Waltham, Mass. - October 20, 2010 - The Massachusetts Medical Society today released its annual Physician Workforce Study, showing a fifth consecutive year of  shortages of primary care physicians, half of primary care practices closed to new patients, shortages in 10 of 18 physician specialties across the state, and community hospitals continuing to be the most affected by persistent physician shortages.

 Physician Workforce Study
Download
The 2010 study is the Society's ninth annual look at multiple aspects of the physician workforce and builds on the previous eight years of data. The study surveys teaching hospitals, community hospitals, practicing physicians, medical directors of medical groups, and resident and fellow programs throughout the state. It is the most comprehensive examination of the physician workforce in the state done on an annual basis.

The report's key findings include:  

  • The primary care specialties of family medicine and internal medicine are in critically short supply, the fifth consecutive year of shortages for these specialties.
  • 10 of 18 specialties studied have been found in short supply, 3 more than last year.
  • High percentages of primary care practices are closed to new patients: 54 percent of family medicine physicians and 49 percent of internal medicine physicians are not accepting new patients.
  • Wait times for new patients for primary care continue to be long, with an average wait time of 29 days for family physicians and 53 days for internists.
  • With the exception of Boston, physician shortages exist in all regional labor markets across the state.
  • Community hospitals continue to be the most seriously affected by the physician shortages, with difficulty filling vacancies and retaining physicians, resulting in the need to alter services and change staffing patterns. 
  • The fear of being sued remains a substantial negative influence on the practice of medicine, affecting access to and availability of physician services.

"The findings from this latest analysis," said Alice Coombs, M.D., president of the Massachusetts Medical Society, "clearly show how fragile access to care for patients is across the entire Commonwealth.

"The state's universal health care plan has improved access to care," said Dr. Coombs, "but universal coverage can only be sustained with a strong physician workforce. As we continue to look at reforming the health care system, we must do so carefully and deliberately in all aspects, and that includes the next steps for cost control, particularly with respect to establishing a fair system of payment reform."
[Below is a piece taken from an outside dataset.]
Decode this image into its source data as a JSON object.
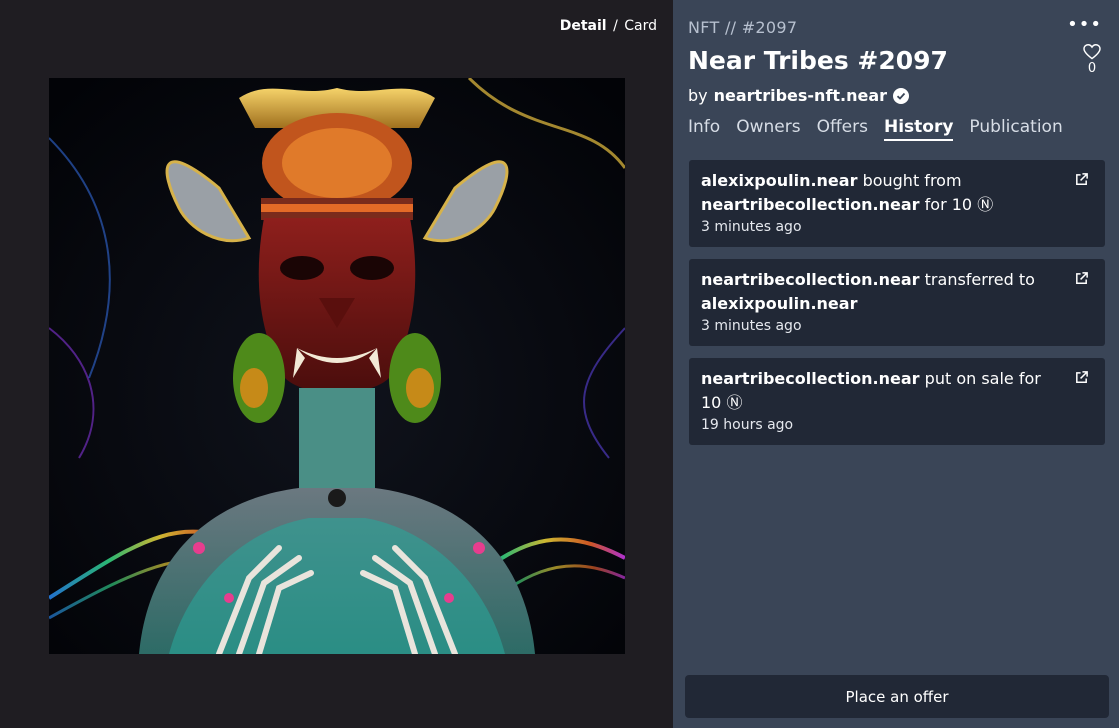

"A strong physician workforce is critical to delivering top quality and cost effective care. If physicians think that the viability of their practices is threatened or unsustainable under a new payment system, Massachusetts may encounter further problems with recruitment and retention. And that, certainly, will affect patient care," Dr. Coombs said. 
 
Dr. Coombs said the physician workforce in Massachusetts continues to be affected by a lingering poor practice environment in the state. The Society's Physician Practice Environment Index, a statistical indicator of nine factors that shape the environment in which physicians provide patient care, dropped 0.8 percent in 2009 and has fallen in 16 of the past 18 years. Since 1992, the Massachusetts Index has declined by 26.4 percent, significantly more than the 21.3 percent decline in the comparable national index. The index takes into account such factors as the cost of maintaining a practice, median physician income, liability insurance rates, and hours spent on patient care. 

Principal Findings 

Specialties Classified in Short Supply
The Medical Society's 2010 analysis found 10 of 18 specialties studied in short supply: dermatology, emergency medicine, family medicine, general surgery, internal medicine, neurology, orthopedics, psychiatry, urology, and vascular surgery. 
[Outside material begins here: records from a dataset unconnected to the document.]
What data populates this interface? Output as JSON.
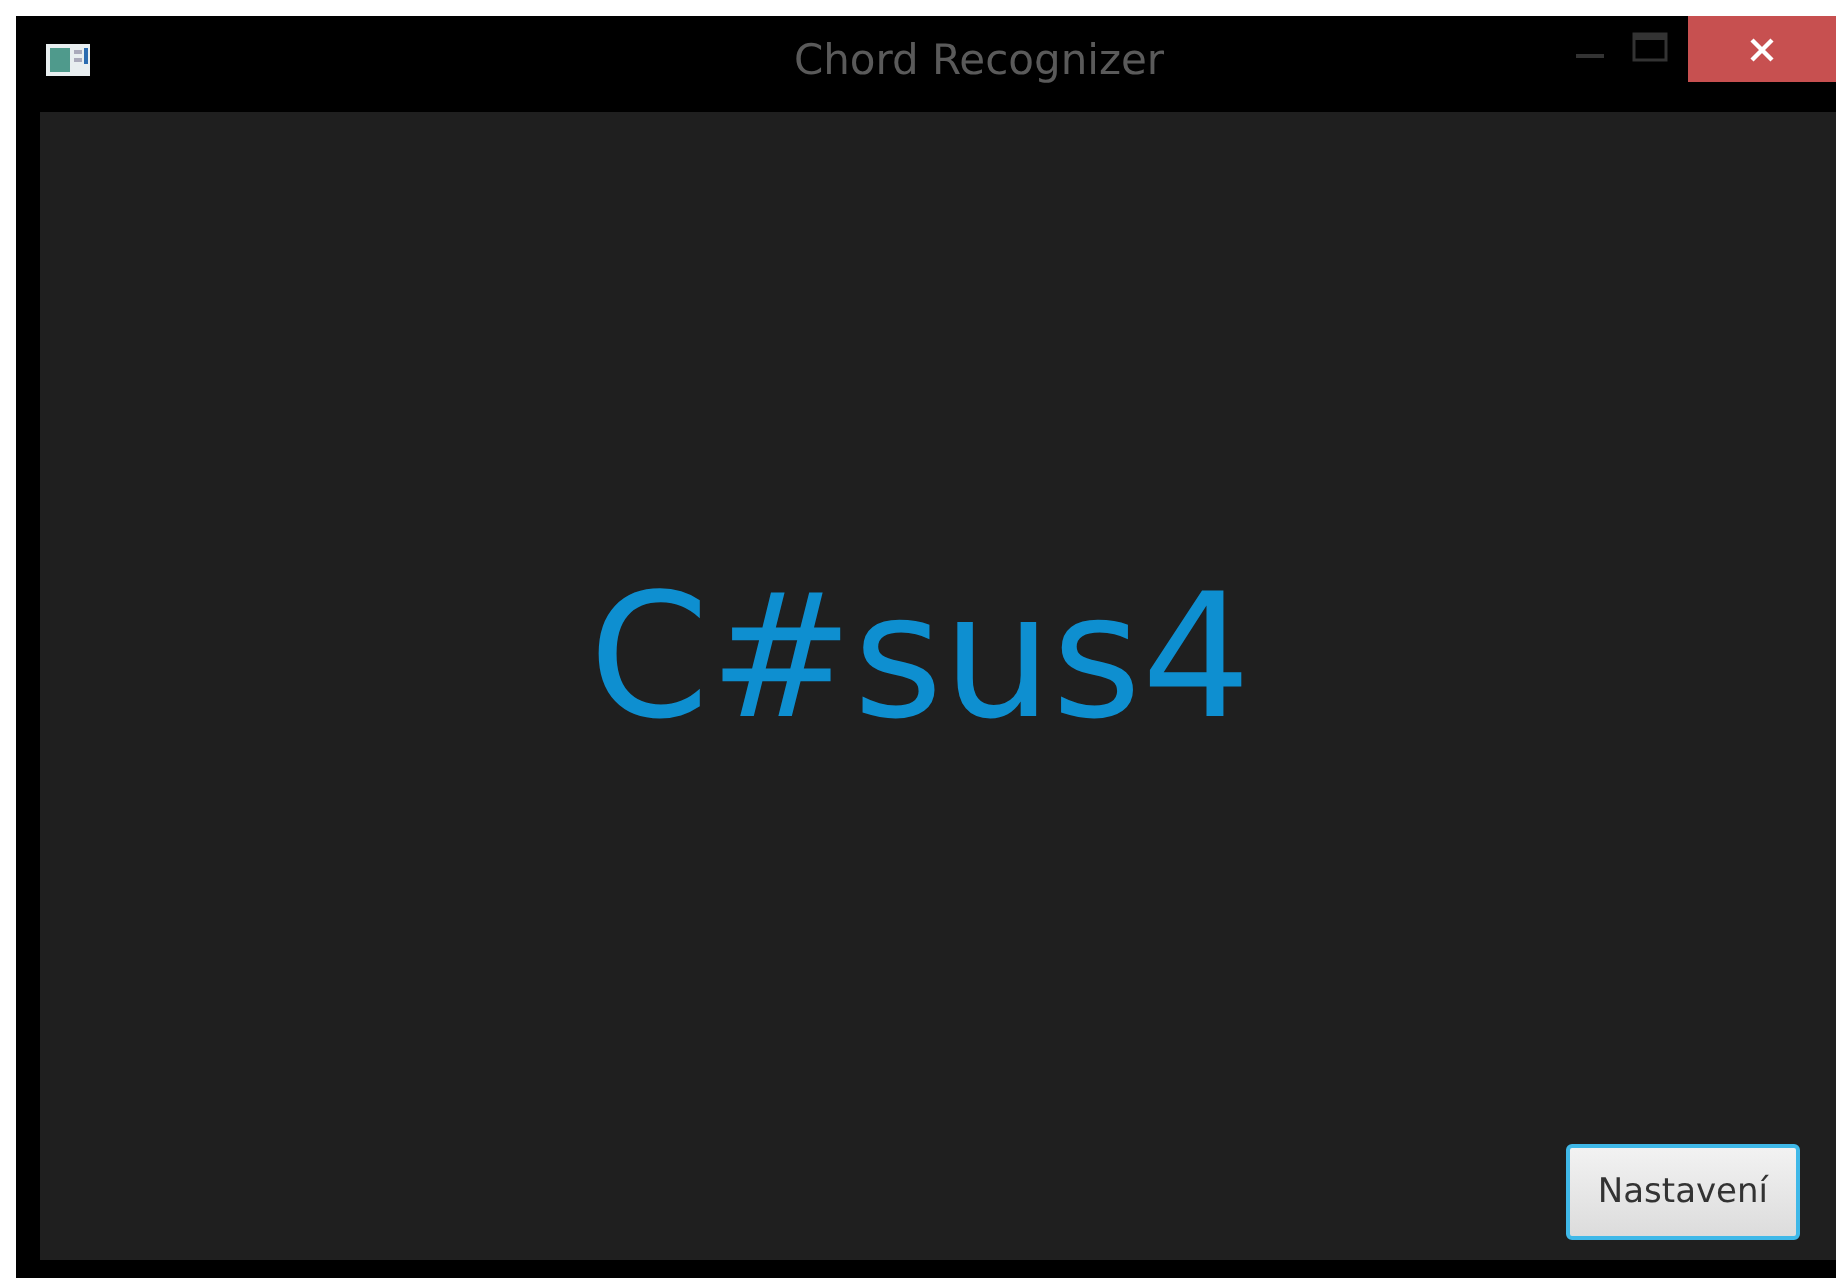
{
  "window": {
    "title": "Chord Recognizer"
  },
  "chord": "C#sus4",
  "buttons": [
    {
      "label": "Nastavení"
    }
  ]
}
Over the last three years (2008-2010), six specialties have been operating within tight labor market conditions in each of those years: family medicine, internal medicine, vascular surgery, urology, dermatology, and neurology.
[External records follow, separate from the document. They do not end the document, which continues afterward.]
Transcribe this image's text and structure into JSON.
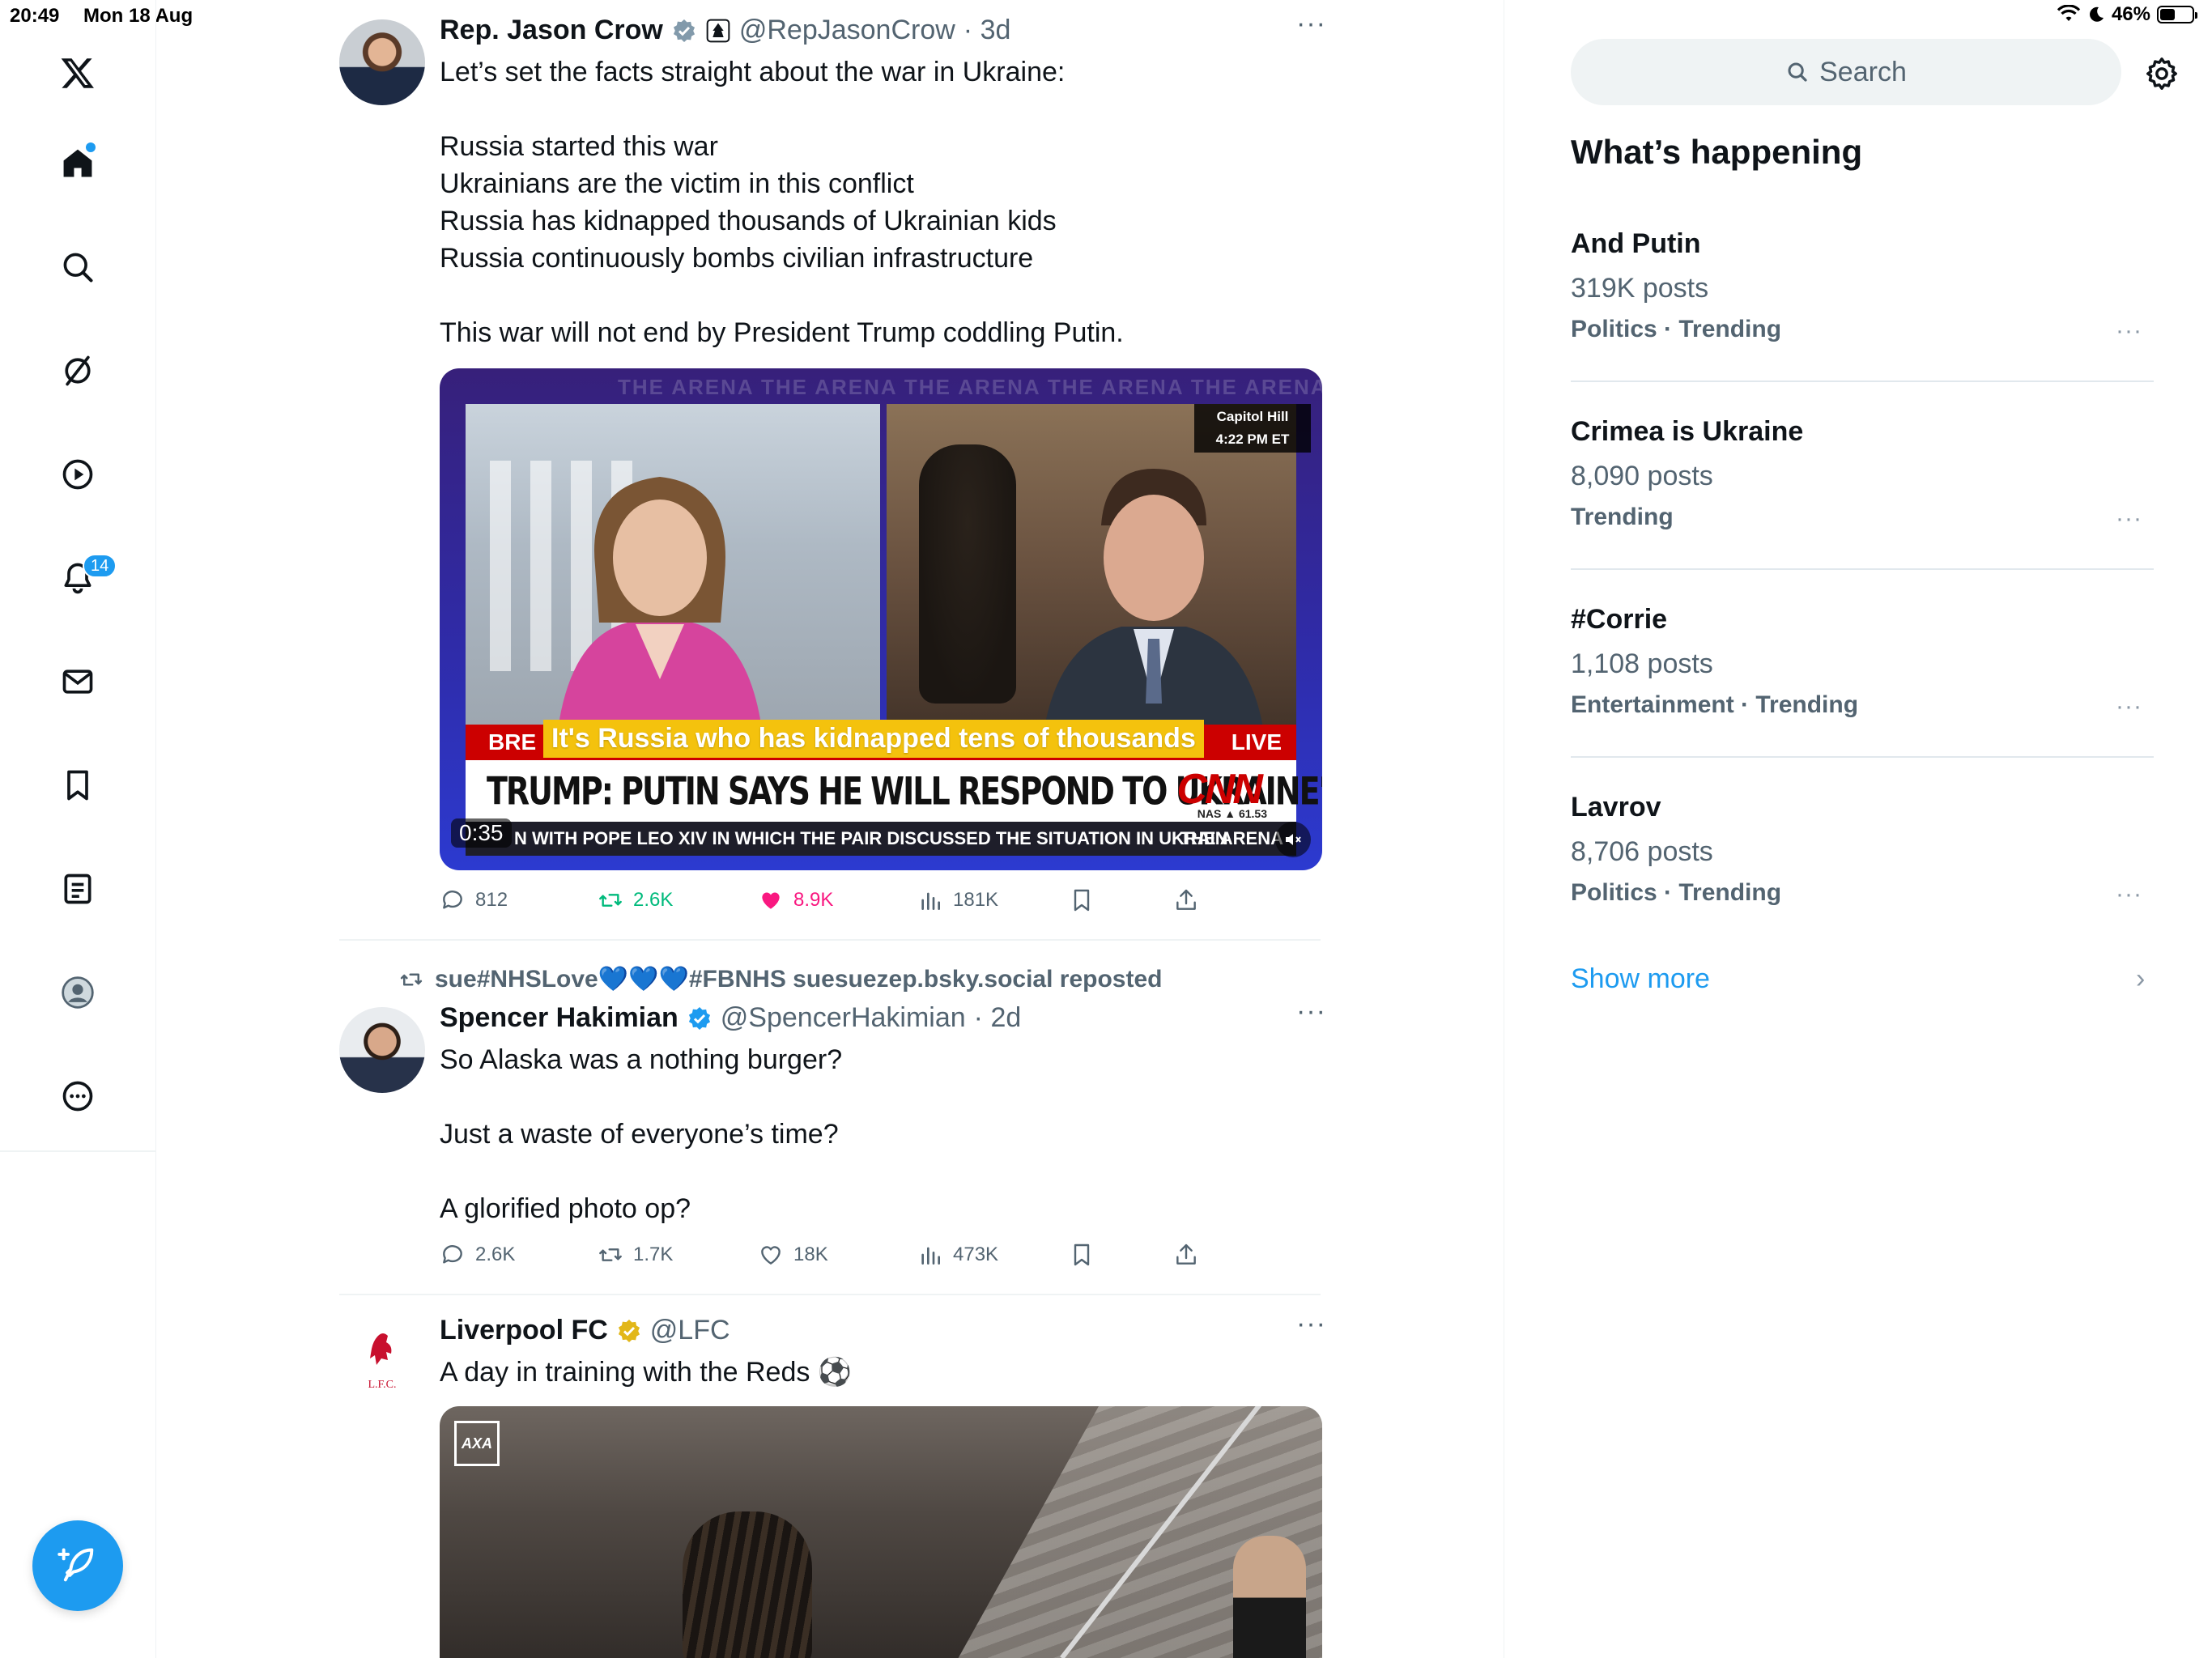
{
  "status": {
    "time": "20:49",
    "date": "Mon 18 Aug",
    "battery": "46%"
  },
  "nav": {
    "notifications_count": "14",
    "items": [
      "home-icon",
      "explore-icon",
      "grok-icon",
      "video-icon",
      "notifications-icon",
      "messages-icon",
      "bookmarks-icon",
      "lists-icon",
      "profile-icon",
      "more-icon"
    ]
  },
  "tweet1": {
    "name": "Rep. Jason Crow",
    "handle": "@RepJasonCrow",
    "time": "· 3d",
    "text": "Let’s set the facts straight about the war in Ukraine:\n\nRussia started this war\nUkrainians are the victim in this conflict\nRussia has kidnapped thousands of Ukrainian kids\nRussia continuously bombs civilian infrastructure\n\nThis war will not end by President Trump coddling Putin.",
    "video": {
      "arena_watermark": "THE ARENA   THE ARENA   THE ARENA   THE ARENA   THE ARENA",
      "location": "Capitol Hill",
      "clock": "4:22 PM ET",
      "breaking_left": "BRE",
      "breaking_right": "LIVE",
      "subtitle": "It's Russia who has kidnapped tens of thousands",
      "headline": "TRUMP: PUTIN SAYS HE WILL RESPOND TO UKRAINE'S DRONE ATTACKS",
      "network": "CNN",
      "market": "NAS ▲ 61.53",
      "ticker": "N WITH POPE LEO XIV IN WHICH THE PAIR DISCUSSED THE SITUATION IN UKRAIN",
      "ticker_brand": "THE ARENA",
      "duration": "0:35"
    },
    "replies": "812",
    "reposts": "2.6K",
    "likes": "8.9K",
    "views": "181K"
  },
  "tweet2": {
    "repost_by": "sue#NHSLove",
    "repost_tail": "#FBNHS suesuezep.bsky.social reposted",
    "hearts": "💙💙💙",
    "name": "Spencer Hakimian",
    "handle": "@SpencerHakimian",
    "time": "· 2d",
    "text": "So Alaska was a nothing burger?\n\nJust a waste of everyone’s time?\n\nA glorified photo op?",
    "replies": "2.6K",
    "reposts": "1.7K",
    "likes": "18K",
    "views": "473K"
  },
  "tweet3": {
    "name": "Liverpool FC",
    "handle": "@LFC",
    "text": "A day in training with the Reds ⚽",
    "avatar_text": "L.F.C.",
    "sponsor": "AXA"
  },
  "sidebar": {
    "search_placeholder": "Search",
    "title": "What’s happening",
    "trends": [
      {
        "name": "And Putin",
        "count": "319K posts",
        "category": "Politics · Trending"
      },
      {
        "name": "Crimea is Ukraine",
        "count": "8,090 posts",
        "category": "Trending"
      },
      {
        "name": "#Corrie",
        "count": "1,108 posts",
        "category": "Entertainment · Trending"
      },
      {
        "name": "Lavrov",
        "count": "8,706 posts",
        "category": "Politics · Trending"
      }
    ],
    "show_more": "Show more",
    "more_dots": "···"
  },
  "colors": {
    "accent": "#1d9bf0",
    "repost_green": "#00ba7c",
    "like_pink": "#f91880",
    "cnn_red": "#cc0000",
    "subtitle_yellow": "#f4c20d"
  }
}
A trend analysis over a five-year period (2006-2010) shows that 11 specialties have been in short supply in at least three of those five years: family medicine, internal medicine, vascular surgery, urology, dermatology, neurology, psychiatry, general surgery, orthopedics, emergency medicine, and neurosurgery.
 
Access to Primary Care
Primary care practices closed to new patients; long waits

The primary care specialties of internal medicine and family medicine continue to be under intense pressure following the establishment in 2006 of the state's health care reform law, which resulted in some 440,000 residents being added to the insurance rolls.

High percentages of primary care practices are closed to new patients.  A survey of physician practices showed that approximately half of primary care physicians are not accepting new patients. The percentage of family medicine physicians who are not accepting new patients has increased from 30 percent in 2007 to 54 percent in 2010 - the highest it has been in four years. The percentage of internal medicine physicians no longer accepting new patients decreased slightly from the previous year to 49 percent in 2010 - the same level it was in 2007.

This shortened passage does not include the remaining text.